There is one answer to the bewilderment and misunderstanding of memory. It’s not a very helpful answer as it doesn’t explain why we overlook such simple daily occurrences. The reason we can remember who walked us to school on that crisp, sun-drenched, autumn morning, is because somewhere within our long term memory, we have ‘power of recall’.
‘Power’ is a vitally important word to describe that element of memory. The ability to recollect such precise, minor events from life is an incredible ability. Our brain is a fragile instrument that, when used appropriately, can play such sweet harmonies. We take for granted just how incredible our long term memory is. Picking out key, distant memories from our existence is like finding a grain of salt in the sugar pot, not impossible, but very difficult. So with this extraordinary talent, why do we have such terrible short term memory?
We can read, smell, hear and touch what is closest to us but not remember recent happenings. I’m not saying were all goldfish, swimming around aimlessly, being repeatedly surprised by the little castle in our bowl. But the vast majority of us often forget such minuscule facts, objects, dates and names. Okay, here is a very basic speck of science. In the Limbic section of our brain we have a small component called the Hippocampus. This is not a flamboyant Hippo. It is just one element of our brain that holds short and long term memory. Sometimes our short term memory is like a faulty USB stick. A file, (memory), gets lost and we have to search the computer, (brain), to retrieve, (remember).
This is where it all gets extremely baffling. Why is it that I can still remember every word from my first Shakespearian monologue, but can’t remember Pythagoras’s theorem? Personally I believe it comes down to personal choice, preference and ability. Two effects that definitely destroy and obliterate memory are nerves and stress. A perfect example is a talent show performed in, two years ago. I decided to sing ‘She’s always a woman to me’ by Billy Joel. I know every lyric to that song, most of his songs in all honesty. But as I mounted the stage, let the lights hit my eyes and caught sight of the audience, my mind was empty. My memory was a black hole, I felt every thought slip deep into the abyss. I stood frozen, let my anxieties triumph over me, and simply forgot every lyric.

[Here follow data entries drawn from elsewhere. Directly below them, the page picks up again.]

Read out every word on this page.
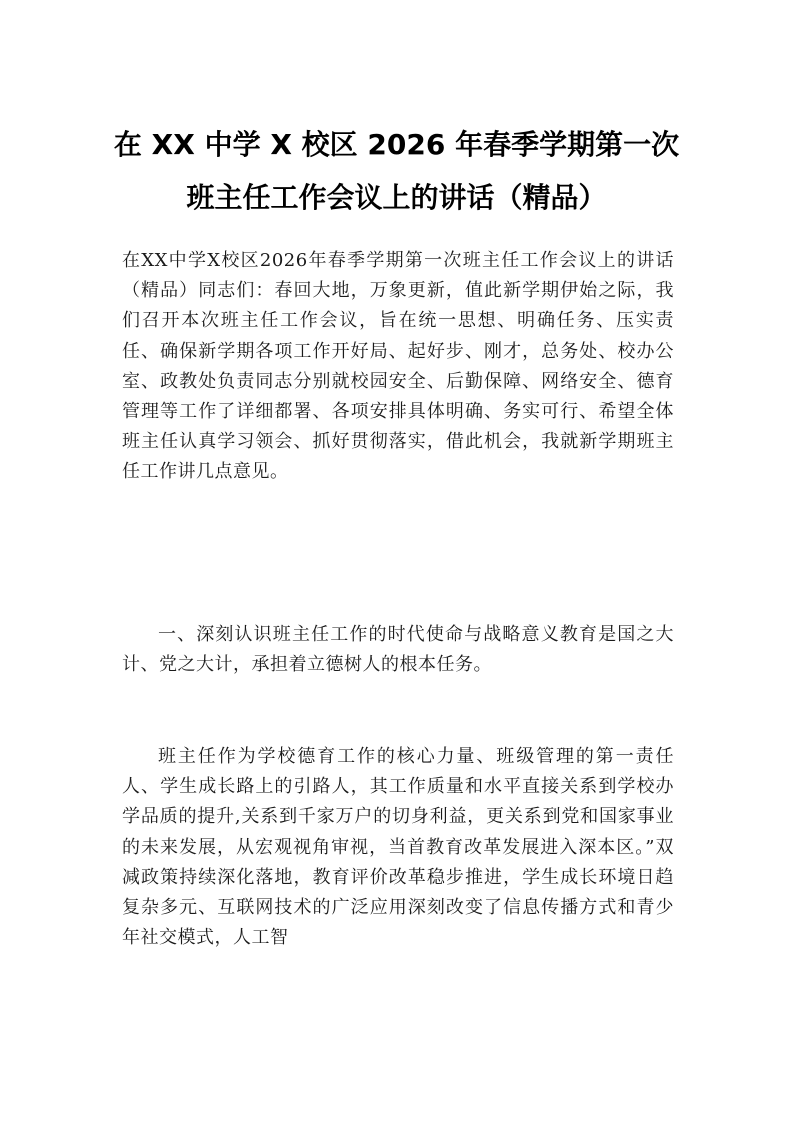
在 XX 中学 X 校区 2026 年春季学期第一次
班主任工作会议上的讲话（精品）
在XX中学X校区2026年春季学期第一次班主任工作会议上的讲话（精品）同志们：春回大地，万象更新，值此新学期伊始之际，我们召开本次班主任工作会议，旨在统一思想、明确任务、压实责任、确保新学期各项工作开好局、起好步、刚才，总务处、校办公室、政教处负责同志分别就校园安全、后勤保障、网络安全、德育管理等工作了详细都署、各项安排具体明确、务实可行、希望全体班主任认真学习领会、抓好贯彻落实，借此机会，我就新学期班主任工作讲几点意见。
一、深刻认识班主任工作的时代使命与战略意义教育是国之大计、党之大计，承担着立德树人的根本任务。
班主任作为学校德育工作的核心力量、班级管理的第一责任人、学生成长路上的引路人，其工作质量和水平直接关系到学校办学品质的提升,关系到千家万户的切身利益，更关系到党和国家事业的未来发展，从宏观视角审视，当首教育改革发展进入深本区。”双减政策持续深化落地，教育评价改革稳步推进，学生成长环境日趋复杂多元、互联网技术的广泛应用深刻改变了信息传播方式和青少年社交模式，人工智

This is why I assume our short term memory can disappear so swiftly. We can remember what is familiar to us. We can revise, learn and understand as long as we don’t let our concerns rule us. But our brain can only hold so much and because of this, the little things fall out from time to time. We forget the milk, overlook simple tasks and panic when we lose small details. Nevertheless, if this causes us to reminisce about incredible nostalgia and past memories, then maybe forgetting the small things shouldn’t concern us.